On the 29th December 1940, during
a major blitz on London, the surrounding area was devastated,
but again the Hall survived. The Company is much indebted
to an unknown fireman who, seeing the curtains of the
Court Room ablaze, broke into the Hall and extinguished
the flames. Although his identity may never be known,
his quick thinking undoubtedly saved the Hall.
 The
painting of Anne Vavasour in the Drawing Room of Armourers’
Hall used to be owned by Viscount Dillon, who was President
of the Royal Society of Antiquaries. He was made an
Honorary Freeman of the Company in 1903 ‘in recognition
of his intimate acquaintance with the Armourers’
Craft and as Curator of Tower Armouries’.
The painting was purchased for 1,800
guineas at Christie’s in November 1955, from a
legacy left to the Company by Mrs A. M. Tippetts, in
memory of her husband, Mr Arthur Stewart Tippetts, Master
in 1922. Originally, it was thought to have been painted
in 1602 by Marcus Gheeraerts the Younger, but it is
now attributed to de Critz. Gheeraerts the Elder was
banished from Bruges in 1568 because of his Reformist
views, along with many other artists, and fled to London
with his young son. After the death of his first wife,
he married Suzanna de Critz, whose younger brother,
John or Jacobe de Critz the Elder, became court painter
to Elizabeth I and subsequently to James I. In 1590
Gheeraerts the Younger married Magdalena de Critz, the
sister of his stepmother, Suzanna.

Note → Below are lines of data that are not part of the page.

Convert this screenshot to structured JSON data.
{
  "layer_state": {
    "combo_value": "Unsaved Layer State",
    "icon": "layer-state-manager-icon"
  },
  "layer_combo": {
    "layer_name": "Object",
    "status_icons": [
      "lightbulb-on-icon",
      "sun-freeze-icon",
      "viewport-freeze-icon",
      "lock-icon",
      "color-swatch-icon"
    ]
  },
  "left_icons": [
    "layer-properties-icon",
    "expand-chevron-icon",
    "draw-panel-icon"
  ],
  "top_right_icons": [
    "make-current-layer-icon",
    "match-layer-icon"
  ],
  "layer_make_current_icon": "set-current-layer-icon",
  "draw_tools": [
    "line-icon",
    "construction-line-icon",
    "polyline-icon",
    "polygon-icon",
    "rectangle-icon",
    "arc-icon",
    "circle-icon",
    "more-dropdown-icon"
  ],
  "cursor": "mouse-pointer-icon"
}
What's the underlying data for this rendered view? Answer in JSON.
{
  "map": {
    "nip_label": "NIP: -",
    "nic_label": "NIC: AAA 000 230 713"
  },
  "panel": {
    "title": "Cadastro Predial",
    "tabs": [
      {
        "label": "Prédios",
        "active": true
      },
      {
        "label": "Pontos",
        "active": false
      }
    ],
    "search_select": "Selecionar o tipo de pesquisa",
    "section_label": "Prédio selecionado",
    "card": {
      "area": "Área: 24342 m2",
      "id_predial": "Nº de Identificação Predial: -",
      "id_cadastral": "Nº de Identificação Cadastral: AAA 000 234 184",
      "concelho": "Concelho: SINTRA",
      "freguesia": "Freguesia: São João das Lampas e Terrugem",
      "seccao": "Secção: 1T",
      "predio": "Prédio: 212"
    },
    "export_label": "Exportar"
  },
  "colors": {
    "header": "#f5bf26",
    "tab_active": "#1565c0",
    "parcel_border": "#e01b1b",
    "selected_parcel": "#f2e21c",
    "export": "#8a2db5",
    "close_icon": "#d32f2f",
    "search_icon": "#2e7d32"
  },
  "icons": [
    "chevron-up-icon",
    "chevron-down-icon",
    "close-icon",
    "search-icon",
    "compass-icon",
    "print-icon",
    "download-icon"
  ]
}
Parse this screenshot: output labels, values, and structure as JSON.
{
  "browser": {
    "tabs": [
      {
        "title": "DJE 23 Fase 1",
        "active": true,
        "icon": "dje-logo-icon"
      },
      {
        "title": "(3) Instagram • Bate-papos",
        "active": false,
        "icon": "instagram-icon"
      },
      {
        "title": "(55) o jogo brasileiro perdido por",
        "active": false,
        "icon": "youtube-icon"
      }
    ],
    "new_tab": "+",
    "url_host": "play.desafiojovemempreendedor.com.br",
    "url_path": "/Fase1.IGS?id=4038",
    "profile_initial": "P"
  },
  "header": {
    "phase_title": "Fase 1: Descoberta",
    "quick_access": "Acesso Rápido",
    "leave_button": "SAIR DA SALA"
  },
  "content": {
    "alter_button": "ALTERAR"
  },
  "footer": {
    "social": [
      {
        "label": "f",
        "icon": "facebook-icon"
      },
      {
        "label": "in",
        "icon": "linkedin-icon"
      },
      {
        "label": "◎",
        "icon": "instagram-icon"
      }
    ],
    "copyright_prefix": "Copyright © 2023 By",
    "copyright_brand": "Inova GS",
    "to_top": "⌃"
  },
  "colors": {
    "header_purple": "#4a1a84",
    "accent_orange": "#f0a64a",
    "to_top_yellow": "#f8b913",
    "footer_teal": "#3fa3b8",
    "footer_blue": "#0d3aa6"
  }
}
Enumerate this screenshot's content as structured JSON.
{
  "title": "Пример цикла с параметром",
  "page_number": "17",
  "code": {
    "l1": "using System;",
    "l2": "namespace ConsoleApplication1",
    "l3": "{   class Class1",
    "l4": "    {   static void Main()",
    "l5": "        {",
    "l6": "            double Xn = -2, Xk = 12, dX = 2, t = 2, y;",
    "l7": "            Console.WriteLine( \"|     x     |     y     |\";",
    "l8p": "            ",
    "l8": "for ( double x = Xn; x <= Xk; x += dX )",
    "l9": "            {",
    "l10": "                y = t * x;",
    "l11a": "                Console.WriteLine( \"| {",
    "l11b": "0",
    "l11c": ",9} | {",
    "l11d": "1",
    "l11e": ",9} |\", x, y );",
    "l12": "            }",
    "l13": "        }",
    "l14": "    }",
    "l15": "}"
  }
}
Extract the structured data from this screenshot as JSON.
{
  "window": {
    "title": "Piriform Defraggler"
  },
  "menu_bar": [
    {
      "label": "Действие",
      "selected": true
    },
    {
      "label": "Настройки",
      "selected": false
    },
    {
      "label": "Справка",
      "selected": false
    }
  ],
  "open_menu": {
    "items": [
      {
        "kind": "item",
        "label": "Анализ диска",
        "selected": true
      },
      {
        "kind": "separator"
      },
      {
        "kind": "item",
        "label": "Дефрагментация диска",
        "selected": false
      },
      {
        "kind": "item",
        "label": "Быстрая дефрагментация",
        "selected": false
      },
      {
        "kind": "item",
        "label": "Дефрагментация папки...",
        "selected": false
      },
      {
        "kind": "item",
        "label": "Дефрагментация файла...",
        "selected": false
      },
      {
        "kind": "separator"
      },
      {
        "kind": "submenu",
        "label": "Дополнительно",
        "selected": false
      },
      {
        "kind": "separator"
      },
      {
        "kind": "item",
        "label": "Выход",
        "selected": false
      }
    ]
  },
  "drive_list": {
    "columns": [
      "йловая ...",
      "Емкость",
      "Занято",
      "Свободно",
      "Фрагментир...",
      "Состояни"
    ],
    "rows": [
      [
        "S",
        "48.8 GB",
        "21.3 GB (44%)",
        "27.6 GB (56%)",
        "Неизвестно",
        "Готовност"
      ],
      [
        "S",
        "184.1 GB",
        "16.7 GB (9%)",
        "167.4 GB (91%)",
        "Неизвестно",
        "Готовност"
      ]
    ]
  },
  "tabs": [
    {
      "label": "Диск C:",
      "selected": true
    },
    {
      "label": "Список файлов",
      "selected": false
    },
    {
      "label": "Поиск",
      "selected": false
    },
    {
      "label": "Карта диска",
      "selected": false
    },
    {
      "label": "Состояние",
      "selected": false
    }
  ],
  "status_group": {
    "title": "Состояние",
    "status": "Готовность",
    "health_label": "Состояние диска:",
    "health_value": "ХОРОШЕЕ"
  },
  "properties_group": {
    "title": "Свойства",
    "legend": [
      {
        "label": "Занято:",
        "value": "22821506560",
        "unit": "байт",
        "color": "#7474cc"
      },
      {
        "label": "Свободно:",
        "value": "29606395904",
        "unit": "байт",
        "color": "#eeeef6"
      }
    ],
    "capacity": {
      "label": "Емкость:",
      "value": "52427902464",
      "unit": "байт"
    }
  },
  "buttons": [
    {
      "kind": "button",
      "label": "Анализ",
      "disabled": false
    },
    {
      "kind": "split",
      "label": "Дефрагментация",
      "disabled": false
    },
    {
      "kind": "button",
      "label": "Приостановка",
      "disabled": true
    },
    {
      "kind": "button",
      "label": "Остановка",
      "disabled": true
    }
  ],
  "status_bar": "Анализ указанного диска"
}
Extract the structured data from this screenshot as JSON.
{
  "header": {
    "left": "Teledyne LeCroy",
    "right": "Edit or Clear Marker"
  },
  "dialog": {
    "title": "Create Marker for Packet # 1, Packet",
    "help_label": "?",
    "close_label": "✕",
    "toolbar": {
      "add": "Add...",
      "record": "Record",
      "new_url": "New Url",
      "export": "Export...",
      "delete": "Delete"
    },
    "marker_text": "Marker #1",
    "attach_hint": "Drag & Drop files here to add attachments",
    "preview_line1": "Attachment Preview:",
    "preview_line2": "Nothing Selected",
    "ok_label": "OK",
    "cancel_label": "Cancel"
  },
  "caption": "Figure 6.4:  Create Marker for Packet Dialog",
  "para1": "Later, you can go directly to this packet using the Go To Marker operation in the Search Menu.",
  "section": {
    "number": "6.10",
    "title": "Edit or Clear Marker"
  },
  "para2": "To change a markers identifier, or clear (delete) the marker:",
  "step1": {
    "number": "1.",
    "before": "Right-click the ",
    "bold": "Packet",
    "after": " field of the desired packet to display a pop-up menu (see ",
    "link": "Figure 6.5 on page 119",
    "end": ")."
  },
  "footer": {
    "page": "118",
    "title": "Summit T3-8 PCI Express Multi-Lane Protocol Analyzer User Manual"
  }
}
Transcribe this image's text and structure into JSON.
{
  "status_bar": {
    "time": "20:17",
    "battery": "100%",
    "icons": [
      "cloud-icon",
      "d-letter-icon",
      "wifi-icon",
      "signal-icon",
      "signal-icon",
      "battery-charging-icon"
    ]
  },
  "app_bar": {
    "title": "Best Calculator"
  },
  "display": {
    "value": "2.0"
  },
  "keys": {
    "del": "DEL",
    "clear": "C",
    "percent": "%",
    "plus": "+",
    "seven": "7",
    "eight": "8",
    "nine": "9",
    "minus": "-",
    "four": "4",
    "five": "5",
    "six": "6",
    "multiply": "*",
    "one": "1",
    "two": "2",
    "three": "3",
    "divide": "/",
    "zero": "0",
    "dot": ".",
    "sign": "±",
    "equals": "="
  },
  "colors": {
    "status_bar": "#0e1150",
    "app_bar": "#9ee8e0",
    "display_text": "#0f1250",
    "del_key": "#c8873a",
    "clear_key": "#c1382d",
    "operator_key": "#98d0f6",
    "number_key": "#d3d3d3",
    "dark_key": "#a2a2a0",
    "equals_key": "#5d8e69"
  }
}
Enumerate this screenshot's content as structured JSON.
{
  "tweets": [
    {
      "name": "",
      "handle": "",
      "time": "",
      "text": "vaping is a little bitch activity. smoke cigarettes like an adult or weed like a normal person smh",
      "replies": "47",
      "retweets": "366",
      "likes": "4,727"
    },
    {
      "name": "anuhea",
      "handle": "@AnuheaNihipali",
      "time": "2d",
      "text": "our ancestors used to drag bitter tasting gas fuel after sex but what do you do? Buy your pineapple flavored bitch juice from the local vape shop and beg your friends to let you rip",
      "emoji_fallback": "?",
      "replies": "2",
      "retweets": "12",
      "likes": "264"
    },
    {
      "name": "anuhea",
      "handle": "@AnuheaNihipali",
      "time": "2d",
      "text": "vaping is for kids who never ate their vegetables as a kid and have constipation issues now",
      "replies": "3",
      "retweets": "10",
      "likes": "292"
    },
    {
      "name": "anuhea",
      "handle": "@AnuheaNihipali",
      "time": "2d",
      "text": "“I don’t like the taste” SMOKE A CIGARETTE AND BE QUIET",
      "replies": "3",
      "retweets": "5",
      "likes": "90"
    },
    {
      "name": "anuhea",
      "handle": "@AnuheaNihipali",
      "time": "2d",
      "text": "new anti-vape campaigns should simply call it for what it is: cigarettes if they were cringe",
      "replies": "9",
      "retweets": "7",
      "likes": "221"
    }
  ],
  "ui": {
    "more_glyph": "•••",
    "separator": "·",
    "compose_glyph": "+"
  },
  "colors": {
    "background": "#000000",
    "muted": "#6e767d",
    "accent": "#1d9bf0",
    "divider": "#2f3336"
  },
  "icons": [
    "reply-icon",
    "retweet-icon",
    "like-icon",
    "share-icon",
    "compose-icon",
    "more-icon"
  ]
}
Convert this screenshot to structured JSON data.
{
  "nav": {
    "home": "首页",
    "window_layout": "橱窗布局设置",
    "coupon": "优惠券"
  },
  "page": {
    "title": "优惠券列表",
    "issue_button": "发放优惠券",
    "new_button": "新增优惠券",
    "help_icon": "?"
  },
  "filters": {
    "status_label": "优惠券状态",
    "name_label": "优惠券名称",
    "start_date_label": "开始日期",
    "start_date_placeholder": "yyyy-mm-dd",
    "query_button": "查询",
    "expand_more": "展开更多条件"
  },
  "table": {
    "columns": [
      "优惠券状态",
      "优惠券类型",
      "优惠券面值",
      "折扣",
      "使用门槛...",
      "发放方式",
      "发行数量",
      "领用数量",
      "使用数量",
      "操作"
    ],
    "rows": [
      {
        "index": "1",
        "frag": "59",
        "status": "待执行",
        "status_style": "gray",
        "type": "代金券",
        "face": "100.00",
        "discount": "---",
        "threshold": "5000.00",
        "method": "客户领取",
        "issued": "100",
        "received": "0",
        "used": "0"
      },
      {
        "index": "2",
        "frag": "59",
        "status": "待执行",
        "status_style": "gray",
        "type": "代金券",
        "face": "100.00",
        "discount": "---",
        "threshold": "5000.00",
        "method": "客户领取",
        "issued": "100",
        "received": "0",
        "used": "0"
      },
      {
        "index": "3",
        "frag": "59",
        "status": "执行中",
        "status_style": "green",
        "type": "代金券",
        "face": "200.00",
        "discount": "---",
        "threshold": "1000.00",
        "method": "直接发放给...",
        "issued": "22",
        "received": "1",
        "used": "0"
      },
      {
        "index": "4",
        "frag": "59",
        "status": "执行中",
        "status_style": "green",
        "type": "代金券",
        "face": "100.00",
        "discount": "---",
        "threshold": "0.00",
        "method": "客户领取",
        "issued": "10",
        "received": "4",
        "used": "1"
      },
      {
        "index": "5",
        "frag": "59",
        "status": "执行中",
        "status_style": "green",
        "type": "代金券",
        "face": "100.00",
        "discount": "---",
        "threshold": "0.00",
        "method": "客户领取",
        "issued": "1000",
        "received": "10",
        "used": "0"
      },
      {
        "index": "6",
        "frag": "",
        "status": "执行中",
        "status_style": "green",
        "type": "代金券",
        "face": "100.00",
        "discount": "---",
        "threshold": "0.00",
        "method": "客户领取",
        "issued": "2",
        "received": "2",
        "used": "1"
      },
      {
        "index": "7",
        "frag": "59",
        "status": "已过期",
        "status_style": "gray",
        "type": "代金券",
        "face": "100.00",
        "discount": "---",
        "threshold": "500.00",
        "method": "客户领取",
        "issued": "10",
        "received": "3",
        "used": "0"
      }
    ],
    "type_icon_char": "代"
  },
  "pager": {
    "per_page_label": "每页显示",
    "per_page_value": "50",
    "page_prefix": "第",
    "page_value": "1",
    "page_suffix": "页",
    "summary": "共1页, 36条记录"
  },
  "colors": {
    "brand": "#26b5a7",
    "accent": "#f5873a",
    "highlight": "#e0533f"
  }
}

As you can see, the
attribution of paintings to particular artists is complicated!
Anne Vavasour was appointed a Gentlewoman
of the Queen’s Bedchamber in 1580 and got to know
Sir Henry Lee who was Queen Elizabeth I’s Champion.
She became his mistress, although they used the rather
quaint term ‘reading lady’. Sir Henry’s
wife died in 1590 and Anne moved into the Lee home at
Ditchley to keep house for him. Together, they entertained
the Queen at Ditchley in September 1592.
 Anne
outlived Sir Henry, but both were buried at Quarrandon,
near Aylesbury, in a chapel of which only a remnant
of the outer wall now remains. Sir Henry’s monument
showed him lying down in armour with an effigy of Anne
kneeling at his feet.
Sir Henry Lee
became Queen Elizabeth I’s champion in 1570 and
was appointed Master of the Royal Armouries in 1580
until his death. He resigned his office of Queen’s
Champion in November 1590, aged 57, when the annual
Accession Day tilts were held at Westminster, acknowledging
that his ‘golden locks time hath to silver turned’.
He was made a Knight of the Garter in 1597, one of very
few commoners to have enjoyed that honour. The portrait
of Sir Henry was painted by Marcus Gheeraerts in 1602.